There have been a lot of factors playing in investors’ minds but here’s a quick summary of the major factors that are a cause for concern and ones which could have played a role in shaping the investor sentiment to pull out of the equity markets the world over.
But first some context…
The equity markets enjoyed a stellar rally this year, and especially the US markets which has been in a bullish trend for close to six years and counting. This was largely due to an accommodative US Fed policy which, after the financial crisis of 2008 loosened its purse strings to flood the markets with cheap money. This additional liquidity has helped investors to boost the equity markets thus so far. The first chart below shows the Dow Jones Index for the past 5+ years. It is not hard to miss the strong uptrend on the chart since early 2009. If you pull up any other chart of a major equity index chances are that you will see a similar story play out.
What’s happening now?
For starters, the US Federal Reserve has signaled its intentions to start raising rates, which have been stuck at historical lows of near zero percent, but at the same time has tried to boost confidence in the markets that the US economy was able to now sustain the rise in short term interest rates. While the markets did at some point in time throw a tantrum, the markets soon stabilized and continued to rally albeit at a reduced pace.

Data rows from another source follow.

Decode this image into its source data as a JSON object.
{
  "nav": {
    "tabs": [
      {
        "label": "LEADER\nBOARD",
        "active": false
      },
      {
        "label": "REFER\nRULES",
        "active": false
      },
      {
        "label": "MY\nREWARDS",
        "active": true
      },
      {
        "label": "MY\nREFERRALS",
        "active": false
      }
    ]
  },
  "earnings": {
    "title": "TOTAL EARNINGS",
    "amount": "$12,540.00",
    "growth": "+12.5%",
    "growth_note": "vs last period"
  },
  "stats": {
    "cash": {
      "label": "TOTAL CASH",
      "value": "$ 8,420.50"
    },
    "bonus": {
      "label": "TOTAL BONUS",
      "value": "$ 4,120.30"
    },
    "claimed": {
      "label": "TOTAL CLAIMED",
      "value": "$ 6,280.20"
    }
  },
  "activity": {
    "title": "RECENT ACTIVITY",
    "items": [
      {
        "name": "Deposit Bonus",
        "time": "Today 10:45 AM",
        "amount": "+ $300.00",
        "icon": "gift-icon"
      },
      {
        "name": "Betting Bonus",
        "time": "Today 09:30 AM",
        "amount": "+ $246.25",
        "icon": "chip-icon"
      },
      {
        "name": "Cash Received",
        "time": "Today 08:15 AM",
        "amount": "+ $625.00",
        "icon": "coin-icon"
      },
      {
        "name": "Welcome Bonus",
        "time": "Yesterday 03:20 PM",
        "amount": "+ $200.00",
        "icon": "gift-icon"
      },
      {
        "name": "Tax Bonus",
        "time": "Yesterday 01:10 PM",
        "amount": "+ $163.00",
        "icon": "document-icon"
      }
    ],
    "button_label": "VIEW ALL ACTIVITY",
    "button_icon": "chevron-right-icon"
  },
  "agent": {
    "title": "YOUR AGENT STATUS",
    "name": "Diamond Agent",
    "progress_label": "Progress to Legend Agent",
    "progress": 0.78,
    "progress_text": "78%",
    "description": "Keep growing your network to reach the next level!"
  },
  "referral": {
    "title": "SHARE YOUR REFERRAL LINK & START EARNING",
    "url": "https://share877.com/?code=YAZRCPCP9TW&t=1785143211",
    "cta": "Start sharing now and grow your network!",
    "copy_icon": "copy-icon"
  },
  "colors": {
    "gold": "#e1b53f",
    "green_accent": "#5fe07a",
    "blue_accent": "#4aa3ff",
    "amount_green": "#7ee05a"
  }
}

Since early August, things took a turn for the worst as economic data from China continued to fall. Being a major player in global economy, China’s economic slowdown which was already expected since the start of this year continued to gain momentum as inflation failed to rise, alongside the GDP which was continuing to contract. The PBoC had intervened many times this year but mostly stuck to the conventional monetary policy tools of cutting interest rates and the reserve-requirements-ratio. However none of this failed to stall the markets or the economy which eventually led to devaluation in the Yuan in a bid to boost exports. However, this policy move saw wide spread repercussions as investors became aware of a slowdown that was serious in nature.
The market volatility picked up steam earlier this week but the wheels were already in motion since the PBoC’s intervention. And besides China slowdown there were a lot of other things in the markets, which incidentally led to a strong risk aversion in the markets.
To summarize the factors that could have played a role in today’s historic market flash crash…
China: The fall out in the Asian equity markets today was led by the fact that the markets expected the PBoC to cut its RRR over the weekend or indulge in some policy change, which didn’t happen. However, it would be too early to conclude as the PBoC could act at some point if the market sentiment deteriorates.
Greece: While Greece might have received its third bailout, the country is still far from the storm it kicked up. Failing to deliver on his election mandate, SYRIZA party and the Greek Premier Alexis Tsipras, facing dissent within his part has resigned last week calling for snap elections on 20th September. With the center and left wing parties now toeing the same line, it is unlikely that there will be a major disruption to investor confidence in Europe… unless of course the radical Right-Wing parties get voted into power. While Greece might not have that big of an impact in the global perspective, the Euro has shown in the past that bad news is good news. It is perhaps unsurprising to see why the Euro performed so strongly today.
Doubts on Fed rate hikes: July’s FOMC meeting minutes were dovish and led many to believe if the Fed will indeed be able to hike rates or whether it missed a window of opportunity. With inflation stuck stubbornly low below the Fed’s target rate of 2% it is unlikely to see a rate hike in September. However, questions remain on October’s hike as well unless inflation picks up strongly in the next two months.
Some analysts have been bullish amidst this market rout and have boldly predicted to buy the dips in the markets. It is widely speculated that there could some Central bank interventions in the markets at some point in time to stabilize and contain the current sentiment. While the statements might be bold and perhaps contrarian, investors will have to wait and watch how this story unfolds.